The Department also said in a news release that the samples showed “evidence of blue-green algae consistent with levels found to be dangerous to dogs.”

Last Thursday the province told residents to stop using water from Grand Lake for any activities - including drinking, cooking, cleaning, washing, and swimming - for both people and pets.

The advisory was issued after a woman was sent to hospital and her two dogs died after coming into contact with the water at Grand Lake in the Oakfield, N.S. area.

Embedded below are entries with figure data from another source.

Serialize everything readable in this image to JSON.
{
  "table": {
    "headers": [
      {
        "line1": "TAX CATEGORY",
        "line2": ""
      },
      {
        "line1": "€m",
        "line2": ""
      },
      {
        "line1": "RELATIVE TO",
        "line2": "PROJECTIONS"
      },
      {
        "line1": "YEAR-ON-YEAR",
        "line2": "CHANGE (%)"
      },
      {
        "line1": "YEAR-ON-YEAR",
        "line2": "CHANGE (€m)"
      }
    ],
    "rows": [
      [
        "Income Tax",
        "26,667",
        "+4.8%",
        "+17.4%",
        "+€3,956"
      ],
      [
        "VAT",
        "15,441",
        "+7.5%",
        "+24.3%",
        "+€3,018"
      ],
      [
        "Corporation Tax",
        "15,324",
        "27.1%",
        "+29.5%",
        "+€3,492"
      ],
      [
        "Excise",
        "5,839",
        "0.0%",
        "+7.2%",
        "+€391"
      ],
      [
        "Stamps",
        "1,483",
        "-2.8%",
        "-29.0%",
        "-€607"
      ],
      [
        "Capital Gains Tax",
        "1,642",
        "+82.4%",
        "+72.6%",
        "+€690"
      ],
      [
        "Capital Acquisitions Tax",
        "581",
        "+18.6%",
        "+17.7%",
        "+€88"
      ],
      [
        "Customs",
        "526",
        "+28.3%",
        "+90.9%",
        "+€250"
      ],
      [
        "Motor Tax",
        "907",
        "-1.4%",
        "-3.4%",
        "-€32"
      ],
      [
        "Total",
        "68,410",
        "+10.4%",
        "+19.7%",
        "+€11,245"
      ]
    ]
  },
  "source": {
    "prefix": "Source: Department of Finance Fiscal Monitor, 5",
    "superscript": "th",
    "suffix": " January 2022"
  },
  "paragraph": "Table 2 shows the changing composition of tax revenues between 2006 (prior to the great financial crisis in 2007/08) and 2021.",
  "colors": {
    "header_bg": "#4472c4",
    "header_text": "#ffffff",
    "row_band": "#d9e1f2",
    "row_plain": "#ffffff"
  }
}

But Towers stopped short of making a direct connection between those incidents and the blue-green algae bloom, saying the province was awaiting further test results looking for the presence of any chemicals in the lake. She also said the department is waiting for necropsy results on the dead dogs.

Towers said those results should be back soon.

“That will let us know what other requirements may or may not be needed, but knowing that there has been blue-green algae confirmed, that means people should be cautious,” Towers said.

Residents on municipal water in both Halifax and East Hants have been told their water supply is safe.

But those who draw water from the lake, or who have shallow wells within 60 metres of it, can get clean drinking water and use of shower facilities at the East Hants Aquatic Center.

According to the municipality’s Director of Infrastructure and Operations, more than 160 people have used that service so far.

“And right now, our plan looks very sustainable for at least the coming week,” says Jesse Hulsman.

On Monday, algae researcher Tri Nguyen-Quang of Dalhousie University’s Biofluids and Biosystems Modeling Lab told CTV News he took water samples from Grand Lake and nearby Fish Lake late Friday afternoon, and found “there was no presence of cyanotoxins in the water sample.”

Those toxins are normally created by the exponential cyanobacteria growth characteristic of an algae bloom.

But Tuesday, he says that only means the water was clear at that particular location at that particular moment on a very large lake.

“What would be the source of contamination for Grand Lake?” he asks. “We should take more samples, we should take more surveys, regularly.”

Towers asked residents who spot any kind of algae bloom in Grand Lake to notify the Department of Environment. She also said the department is putting together a plan to monitor the lake’s water quality moving forward.